B. C. COOK & SONS, INC., Petitioner-Appellee,

No. 76-1696.

United States Court of Appeals,
Fifth Circuit.

Nov. 13, 1978.

Scott P. Crampton, Asst. Atty. Gen., Jonathan S. Cohen, Stephen M. Gelber, Attys., Tax Div., Gilbert E. Andrews, Acting Chief, Appellate Sect., Meade Whitaker, Chief Counsel, I. R. S., Washington, D. C., for respondent-appellant.

Michel G. Emmanuel, Michael D. Annis, Joseph D. Edwards, Tampa, Fla., for petitioner-appellee.

Appeal from the Decision of the Tax Court of the United States.

Before JONES, RONEY and TJOFLAT, Circuit Judges.


view counter

This is an appeal by the Government from a Tax Court decision in favor of a taxpayer. B. C. Cook & Sons, Inc., 65 T.C. 422 (1975). The Court had previously allowed taxpayer corporation an embezzlement loss deduction for 1965. B. C. Cook & Sons, Inc., 59 T.C. 516 (1972). An embezzlement by an employee had occurred in such a way as to erroneously increase by a portion of the loss the corporation's cost of goods sold for the years 1958 through 1961. Thus the corporation received a double tax benefit. Its gross income, and ultimately its taxable income, was reduced for the 1958-1961 years because of the erroneously increased cost of goods sold item, and its taxable income for 1965 was reduced by the deduction of the same amount as an embezzlement loss.

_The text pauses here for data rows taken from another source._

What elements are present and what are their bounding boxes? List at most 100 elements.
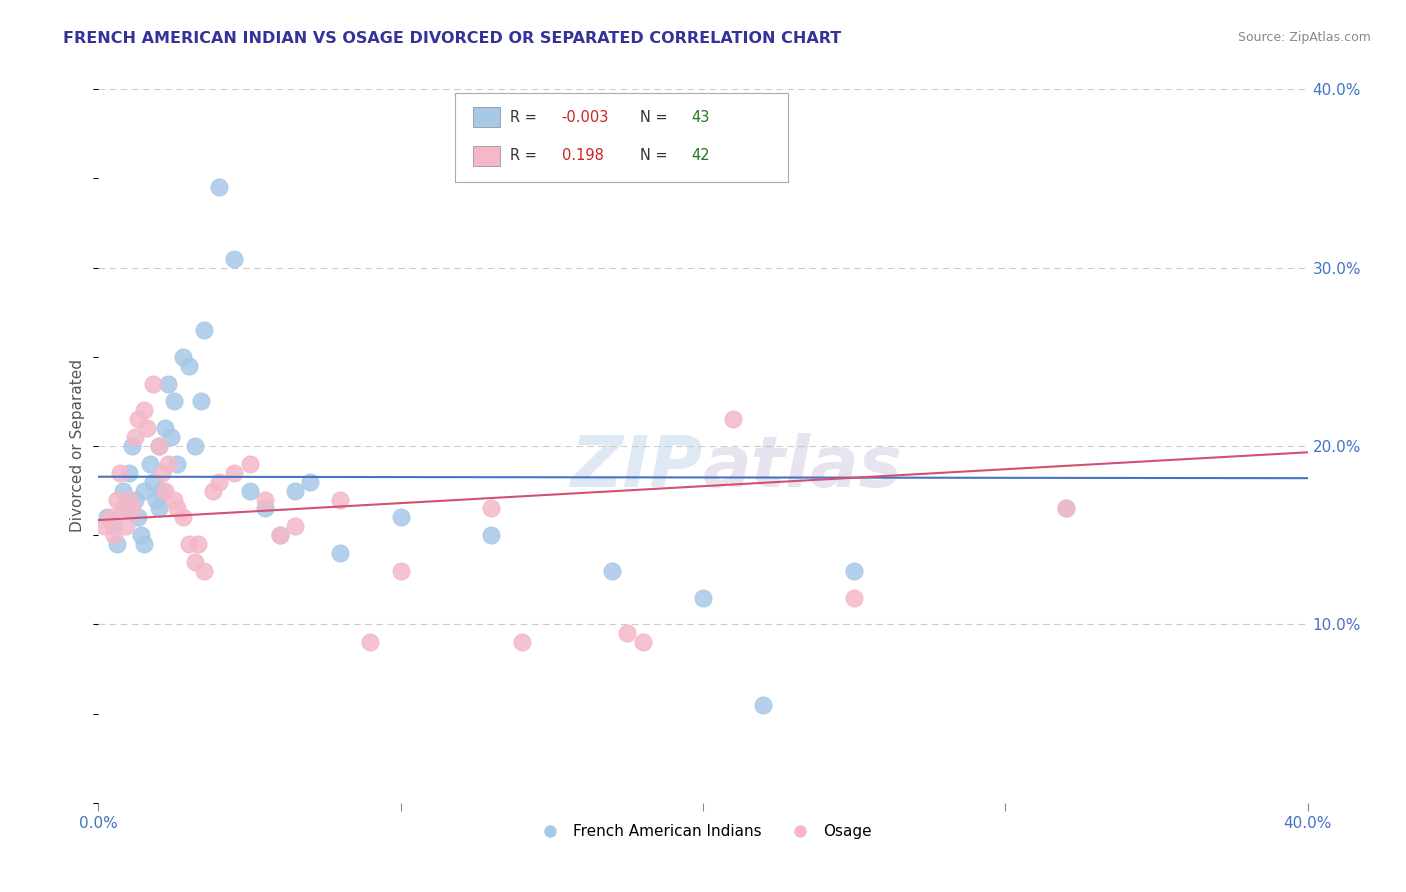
Point xyxy=(103,528,125,542)
Point xyxy=(150,466,173,480)
Point xyxy=(1054,501,1077,516)
Point xyxy=(132,537,155,551)
Point xyxy=(150,483,173,498)
Point xyxy=(111,483,134,498)
Point xyxy=(844,564,866,578)
Point xyxy=(389,564,412,578)
Text: FRENCH AMERICAN INDIAN VS OSAGE DIVORCED OR SEPARATED CORRELATION CHART: FRENCH AMERICAN INDIAN VS OSAGE DIVORCED… xyxy=(63,31,842,46)
Point xyxy=(481,501,503,516)
Point xyxy=(190,394,212,409)
Point xyxy=(1054,501,1077,516)
Point xyxy=(114,501,136,516)
Point xyxy=(108,466,131,480)
Point xyxy=(269,528,291,542)
Point xyxy=(160,430,183,444)
Point xyxy=(111,501,134,516)
Point xyxy=(142,376,165,391)
Point xyxy=(752,698,775,712)
Text: Source: ZipAtlas.com: Source: ZipAtlas.com xyxy=(1237,31,1371,45)
Point xyxy=(105,492,128,507)
Point xyxy=(124,492,146,507)
Point xyxy=(118,466,141,480)
Point xyxy=(184,555,207,569)
Point xyxy=(208,475,231,489)
Point xyxy=(135,421,157,435)
Point xyxy=(118,492,141,507)
Point xyxy=(187,537,209,551)
Point xyxy=(127,412,149,426)
Text: N =: N = xyxy=(640,110,672,125)
Point xyxy=(193,564,215,578)
Point xyxy=(179,537,201,551)
Point xyxy=(172,350,194,364)
Point xyxy=(132,403,155,417)
Point xyxy=(284,519,307,533)
Text: R =: R = xyxy=(509,148,550,163)
Point xyxy=(284,483,307,498)
Point xyxy=(148,439,170,453)
Point xyxy=(224,252,246,266)
Point xyxy=(145,492,167,507)
Point xyxy=(510,635,533,649)
Point xyxy=(208,180,231,194)
Point xyxy=(193,323,215,337)
Point xyxy=(166,501,188,516)
FancyBboxPatch shape xyxy=(456,93,787,182)
Point xyxy=(239,457,262,471)
Text: 0.198: 0.198 xyxy=(561,148,603,163)
Text: atlas: atlas xyxy=(703,433,903,502)
Point xyxy=(602,564,624,578)
Point xyxy=(616,626,638,640)
Point xyxy=(132,483,155,498)
Point xyxy=(121,501,143,516)
Point xyxy=(481,528,503,542)
Point xyxy=(153,421,176,435)
Point xyxy=(844,591,866,605)
Point xyxy=(163,492,186,507)
Point xyxy=(184,439,207,453)
Legend: French American Indians, Osage: French American Indians, Osage xyxy=(529,818,877,845)
Point xyxy=(156,457,179,471)
Point xyxy=(105,537,128,551)
Point xyxy=(329,492,352,507)
Point xyxy=(692,591,714,605)
Point xyxy=(96,510,118,524)
Point xyxy=(360,635,382,649)
Point xyxy=(114,519,136,533)
Point xyxy=(224,466,246,480)
Text: 42: 42 xyxy=(690,148,710,163)
Point xyxy=(124,430,146,444)
Bar xyxy=(474,107,501,127)
Point xyxy=(329,546,352,560)
Point xyxy=(100,510,122,524)
Point xyxy=(139,457,162,471)
Text: -0.003: -0.003 xyxy=(561,110,609,125)
Point xyxy=(156,376,179,391)
Point xyxy=(179,359,201,373)
Text: R =: R = xyxy=(509,110,541,125)
Point xyxy=(103,519,125,533)
Point xyxy=(269,528,291,542)
Point xyxy=(631,635,654,649)
Point xyxy=(166,457,188,471)
Point xyxy=(142,475,165,489)
Y-axis label: Divorced or Separated: Divorced or Separated xyxy=(70,359,86,533)
Point xyxy=(127,510,149,524)
Text: ZIP: ZIP xyxy=(571,433,703,502)
Point xyxy=(389,510,412,524)
Point xyxy=(172,510,194,524)
Bar xyxy=(474,145,501,166)
Point xyxy=(299,475,322,489)
Point xyxy=(253,501,276,516)
Point xyxy=(148,439,170,453)
Text: 43: 43 xyxy=(690,110,709,125)
Point xyxy=(148,501,170,516)
Point xyxy=(129,528,152,542)
Text: N =: N = xyxy=(640,148,672,163)
Point xyxy=(153,483,176,498)
Point xyxy=(202,483,225,498)
Point xyxy=(121,439,143,453)
Point xyxy=(93,519,115,533)
Point xyxy=(163,394,186,409)
Point xyxy=(723,412,745,426)
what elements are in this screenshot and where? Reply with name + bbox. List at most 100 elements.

After the Tax Court approved the 1965 tax benefit by allowing the deduction as an embezzlement loss, and after the statute of limitations had run, the Government asserted a tax deficiency for the 1958-1961 years pursuant to sections 1311 through 1314 of the Internal Revenue Code. Although highly technical, these sections would permit at this time an adjustment of an erroneous "deduction" during the years in question which error occurred under the circumstances of this case. The Tax Court denied the deficiency, holding that Congress used the word "deduction" in § 1312(2) as a term of art meaning only those items subtracted, or "deducted," from gross income in arriving at taxable income, and not those items, such as cost of goods sold, which bear on the calculation of gross income. Thus there was no erroneous deduction to correct, and the time limitation barred correction of the cost of goods sold item. The taxpayer therefore preserved its double benefit.


Because of the inequity in the result of this decision, we have worked hard to construct a convincing reversal of the Tax Court. Try as we may, however, we have decided that we cannot reverse with a principled decision. We, therefore, affirm the Tax Court on the basis of its opinion. 65 T.C. 422 (1975).